In terms of how we conducted this study, we analyzed patient claims data from the Symphony Integrated Dataverse or IDV. This is a large US claims database, which contains claims for somewhere around 280 million active unique patients representing over 63% of prescriptions with full life cycle data, 62% of medical claims and about a quarter of all hospital-based claims.

Patients included in this study had a diagnosis code of DLBCL. They were treated with the CAR T-cell therapies, axi-cel or tisa-cel anytime from the date of approval of that therapy through March 31, 2021. Patients did not receive CAR-T as part of a clinical trial.

Just to summarize our findings, we identified 88 different study-eligible patients with DLBCL. They were distributed across each of the four US census regions. These patients received CAR T-cell therapy, a median of 14 months after they were initially diagnosed with DLBCL and a median of 3.7 months following discontinuation of the treatment prior to CAR-T.

What we found was interesting was that based on the claims in this database, approximately 43% of patients actually received axi-cel or tisa-cel after just 1 prior line of therapy, not after the failure of 2.

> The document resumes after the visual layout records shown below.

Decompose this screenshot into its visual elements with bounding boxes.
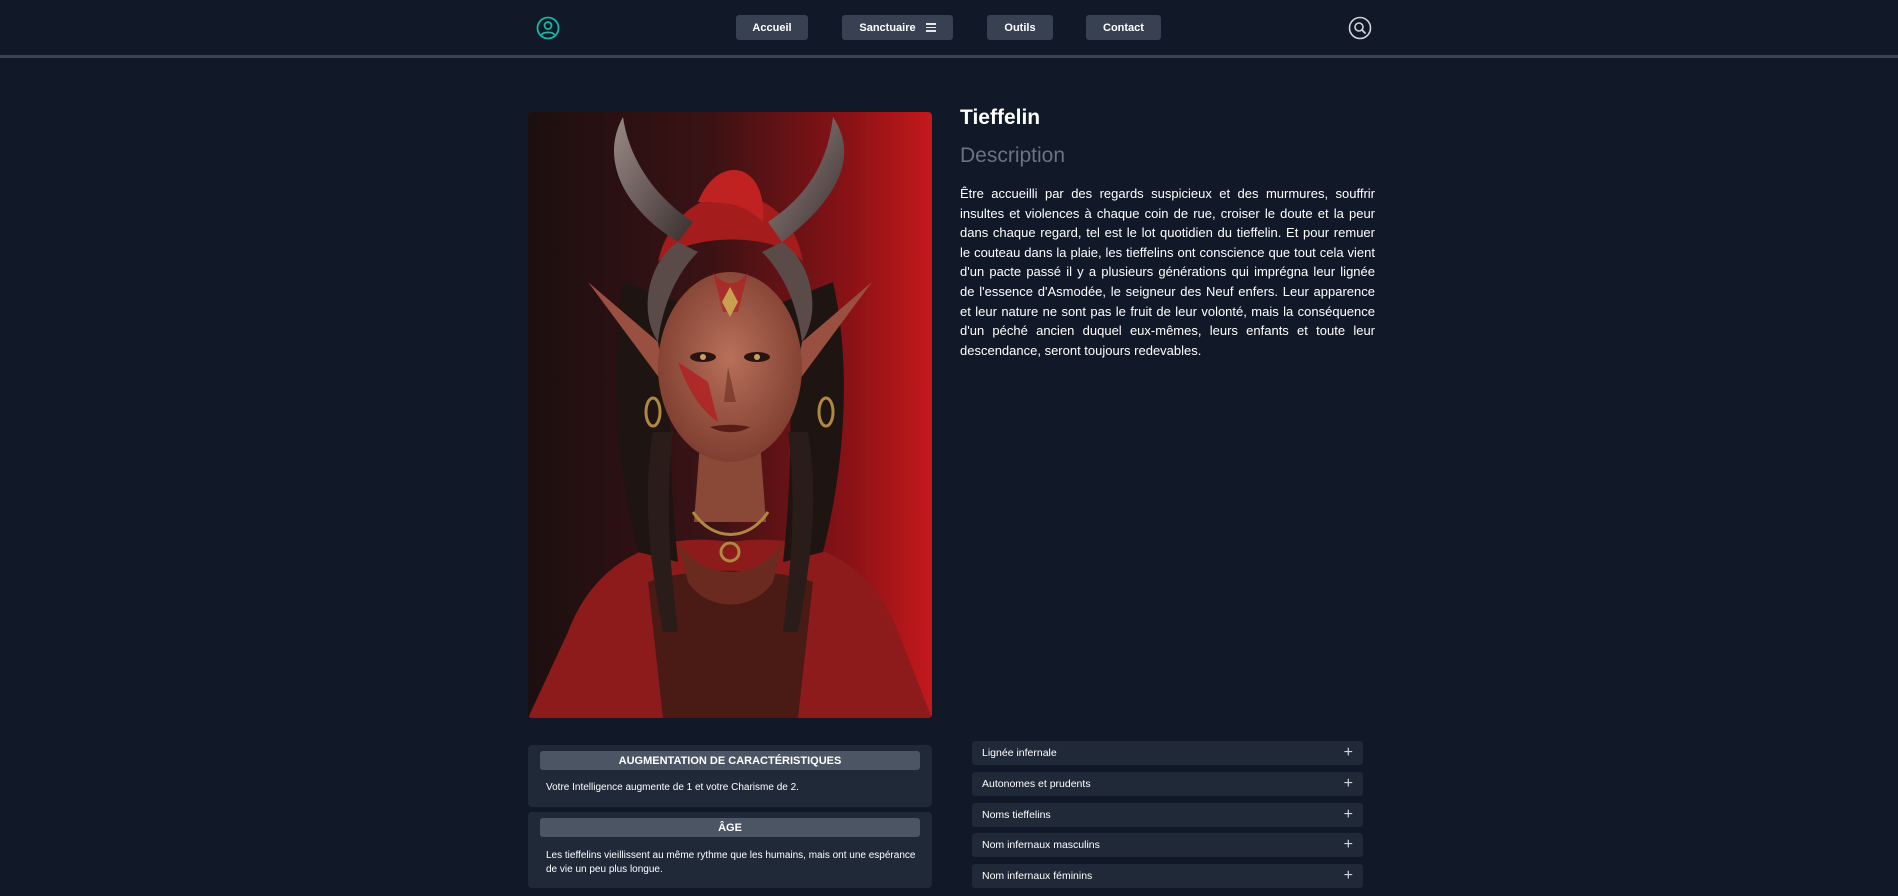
plus-icon[interactable]: + [1344, 837, 1353, 853]
accordion-label: Autonomes et prudents [982, 778, 1091, 790]
trait-card: AUGMENTATION DE CARACTÉRISTIQUES Votre I… [528, 745, 932, 807]
description-heading: Description [960, 144, 1066, 167]
accordion-item[interactable]: Nom infernaux masculins + [972, 833, 1363, 857]
accordion-label: Nom infernaux féminins [982, 870, 1093, 882]
accordion-item[interactable]: Nom infernaux féminins + [972, 864, 1363, 888]
plus-icon[interactable]: + [1344, 776, 1353, 792]
accordion-item[interactable]: Autonomes et prudents + [972, 772, 1363, 796]
race-title: Tieffelin [960, 106, 1041, 129]
trait-text: Les tieffelins vieillissent au même ryth… [546, 850, 916, 875]
accordion-label: Lignée infernale [982, 747, 1057, 759]
nav-accueil-label: Accueil [752, 21, 792, 34]
nav-contact-button[interactable]: Contact [1086, 15, 1161, 40]
accordion-label: Nom infernaux masculins [982, 839, 1100, 851]
user-circle-icon[interactable] [536, 16, 560, 40]
trait-heading: ÂGE [540, 818, 920, 837]
nav-contact-label: Contact [1103, 21, 1144, 34]
description-text: Être accueilli par des regards suspicieu… [960, 186, 1375, 358]
search-icon[interactable] [1348, 16, 1372, 40]
nav-outils-label: Outils [1004, 21, 1036, 34]
trait-text: Votre Intelligence augmente de 1 et votr… [546, 782, 799, 793]
nav-accueil-button[interactable]: Accueil [736, 15, 808, 40]
menu-icon [925, 21, 936, 34]
accordion-item[interactable]: Lignée infernale + [972, 741, 1363, 765]
accordion-item[interactable]: Noms tieffelins + [972, 803, 1363, 827]
nav-outils-button[interactable]: Outils [987, 15, 1053, 40]
top-navbar: Accueil Sanctuaire Outils Contact [0, 0, 1898, 58]
plus-icon[interactable]: + [1344, 807, 1353, 823]
accordion-label: Noms tieffelins [982, 809, 1051, 821]
plus-icon[interactable]: + [1344, 868, 1353, 884]
plus-icon[interactable]: + [1344, 745, 1353, 761]
trait-card: ÂGE Les tieffelins vieillissent au même … [528, 812, 932, 888]
nav-sanctuaire-button[interactable]: Sanctuaire [842, 15, 953, 40]
nav-sanctuaire-label: Sanctuaire [859, 21, 916, 34]
race-portrait-image [528, 112, 932, 718]
trait-heading: AUGMENTATION DE CARACTÉRISTIQUES [540, 751, 920, 770]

However, we do need to keep in mind that a limitation to this type of claims-based study is the potential for missing data. That might pertain to data related to lines of therapy. We need to incorporate that in our interpretation of the data here.

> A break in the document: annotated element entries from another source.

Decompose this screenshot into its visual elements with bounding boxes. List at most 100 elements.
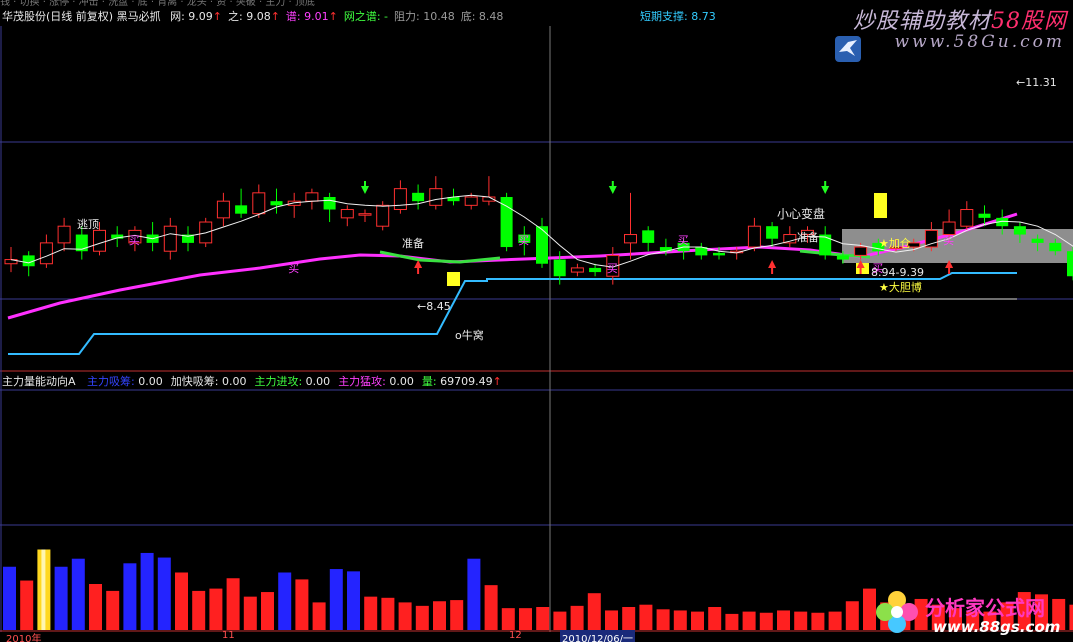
candle-body (305, 192, 319, 202)
buy-signal-label: 买 (518, 234, 529, 247)
volume-bar (192, 590, 206, 630)
candle-body (766, 226, 779, 239)
candle-body (713, 252, 725, 256)
volume-bar (450, 600, 464, 630)
candle-body (589, 267, 602, 273)
candle-body (93, 229, 106, 252)
label-xiaoxin-biangpan: 小心变盘 (777, 207, 826, 221)
volume-bar (759, 612, 773, 630)
volume-bar (587, 593, 601, 630)
candle (642, 226, 655, 252)
flower-logo-icon (876, 591, 918, 633)
candle-body (854, 246, 868, 256)
volume-bar (398, 602, 412, 630)
candle (287, 192, 301, 218)
volume-bar (691, 611, 704, 630)
buy-signal-label: 买 (678, 234, 689, 247)
volume-bar (381, 597, 395, 630)
down-arrow-icon (821, 181, 830, 194)
candle-body (1067, 251, 1073, 277)
volume-bar (89, 584, 102, 630)
candle-body (624, 234, 637, 244)
candle (146, 222, 159, 252)
label-jiacang: ★加仓 (879, 237, 911, 250)
candle-body (376, 204, 390, 227)
volume-bar (484, 585, 498, 630)
candle (270, 188, 283, 214)
candle (924, 222, 938, 252)
volume-bar (570, 605, 584, 630)
label-taoding: 逃顶 (77, 218, 99, 231)
candle (747, 217, 761, 252)
candle (305, 188, 319, 210)
candle-body (536, 226, 548, 264)
volume-bar-highlight (41, 549, 46, 630)
label-high-price: ←11.31 (1016, 76, 1057, 89)
volume-bar (364, 596, 378, 630)
volume-bar (226, 578, 240, 630)
candle-body (819, 234, 832, 256)
volume-bar (467, 558, 481, 630)
volume-bar (123, 563, 137, 630)
volume-bar (794, 611, 808, 630)
volume-bar (209, 588, 223, 630)
volume-bar (777, 610, 790, 630)
volume-bar (278, 572, 292, 630)
volume-bar (106, 590, 120, 630)
candle-body (429, 188, 443, 206)
axis-label-cursor-date: 2010/12/06/一 (560, 630, 636, 642)
candle (393, 180, 407, 214)
candle (819, 226, 832, 260)
candle (323, 192, 336, 223)
candle (1067, 247, 1073, 281)
candle (57, 217, 71, 252)
volume-bar (3, 566, 16, 630)
candle (500, 192, 513, 252)
candle (482, 176, 496, 206)
candle-body (747, 225, 761, 248)
candle (39, 234, 53, 268)
axis-label-month-11: 11 (222, 630, 235, 641)
volume-bar (519, 608, 532, 630)
volume-bar (243, 596, 257, 630)
yellow-signal-block (874, 193, 887, 218)
candle-body (464, 196, 478, 206)
candle-body (358, 213, 372, 216)
candle-body (412, 192, 425, 202)
candle (216, 192, 230, 227)
volume-bar (20, 580, 34, 630)
trend-segment-green (379, 250, 501, 264)
candle (340, 205, 354, 227)
volume-bar (54, 566, 68, 630)
candle-body (960, 209, 974, 227)
candle-body (1013, 226, 1026, 235)
volume-bar (140, 552, 154, 630)
candle-body (1031, 238, 1044, 243)
candle-body (924, 229, 938, 248)
candle (429, 176, 443, 210)
candle (695, 242, 708, 260)
candle (766, 222, 779, 248)
volume-bar (433, 601, 446, 630)
candle-body (323, 197, 336, 210)
down-arrow-icon (361, 181, 369, 194)
volume-bar (1069, 604, 1073, 630)
down-arrow-icon (608, 181, 617, 194)
yellow-signal-block (447, 272, 460, 286)
candle (163, 217, 177, 260)
candle (235, 188, 248, 218)
volume-bar (656, 609, 670, 630)
candle (783, 226, 797, 248)
axis-label-month-12: 12 (509, 630, 522, 641)
candle-body (553, 259, 566, 277)
candle (4, 247, 18, 273)
label-zhunbei-1: 准备 (402, 237, 424, 250)
volume-bar (175, 572, 188, 630)
candle-body (836, 255, 849, 260)
volume-bar (742, 611, 756, 630)
price-chart[interactable]: 买买买买买买买买买买买 (0, 0, 1073, 372)
candle-body (252, 192, 266, 215)
candle-body (393, 188, 407, 211)
volume-bar (329, 569, 343, 630)
volume-bar (708, 607, 722, 630)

Among those 88 patients, approximately half received axi-cel, and approximately half received tisa-cel. Claims that were identified for these patients indicated that the CAR T-cell therapy was administered in the inpatient setting for a little over half of patients who received axi-cel, and actually in the outpatient setting for 76% of patients who received tisa-cel.

Though, again, I should note that hospital claims are somewhat underrepresented in the IDV database that we utilized here.

Median follow-up time was less than eight months. It was 7.8 months from axi-cel or tisa-cel therapy. Within that follow-up period, 18% of patients receive systemic therapy following axi-cel or tisa-cel treatment with a median of just under 6 months, so 5.9 months time to next treatment after CAR-T.

In terms of the main takeaways and the significance of these results, I first just want to highlight that point that we saw. Our data was suggesting that just over 40% of patients actually receive axi-cel or tisa-cel prior to the failure of 2 lines of prior therapy. Hence they were receiving CAR-T off label.

Again, we have that caveat of potential missing data related to lines of therapy that may have of impacted the findings. Another key result here was, again, keeping in mind that underrepresentation of hospital claims. It was notable that CAR-T was administered in the outpatient setting for just under half of patients who got axi-cel and about three-fourths of patients who received tisa-cel.

A third main takeaway here was the fact that despite short follow-up times, so less than 8 months from initiation of CAR-T, about 1 in 6 patients appear to have relapse disease based on the need for subsequent systemic therapy. That number might even be higher with longer follow-up times.

That's based on results that were published earlier this year in the New England Journal of Medicine by Chung et al, which demonstrated that 57% of relapsed or refractory DLBCL patients had relapsed within 5 years post CAR T-cell therapy. Mostly within the first year of treatment.

Overall, our claims-based study has provided valuable insights. We can now continue to build on these findings in an effort to understand real-world clinical outcomes among patients treated with CAR-T.

In particular, I think that the use of real-world evidence to help identify particular patient populations in which CAR T-cell therapy is successful will be very important in our overarching mission to help to identify the right treatment for the right patient at the right time.

Zimmerman Savill KM, Klink A, Liassou D, et al. Real-World Treatment of Patients with Large B-Cell Lymphoma in the United States with Chimeric Antigen Receptor T-Cell Therapy. Presented at the ASH Annual Meeting and Exposition; December 11-14, 2021; Atlanta, GA and Virtual. Abstract 4096.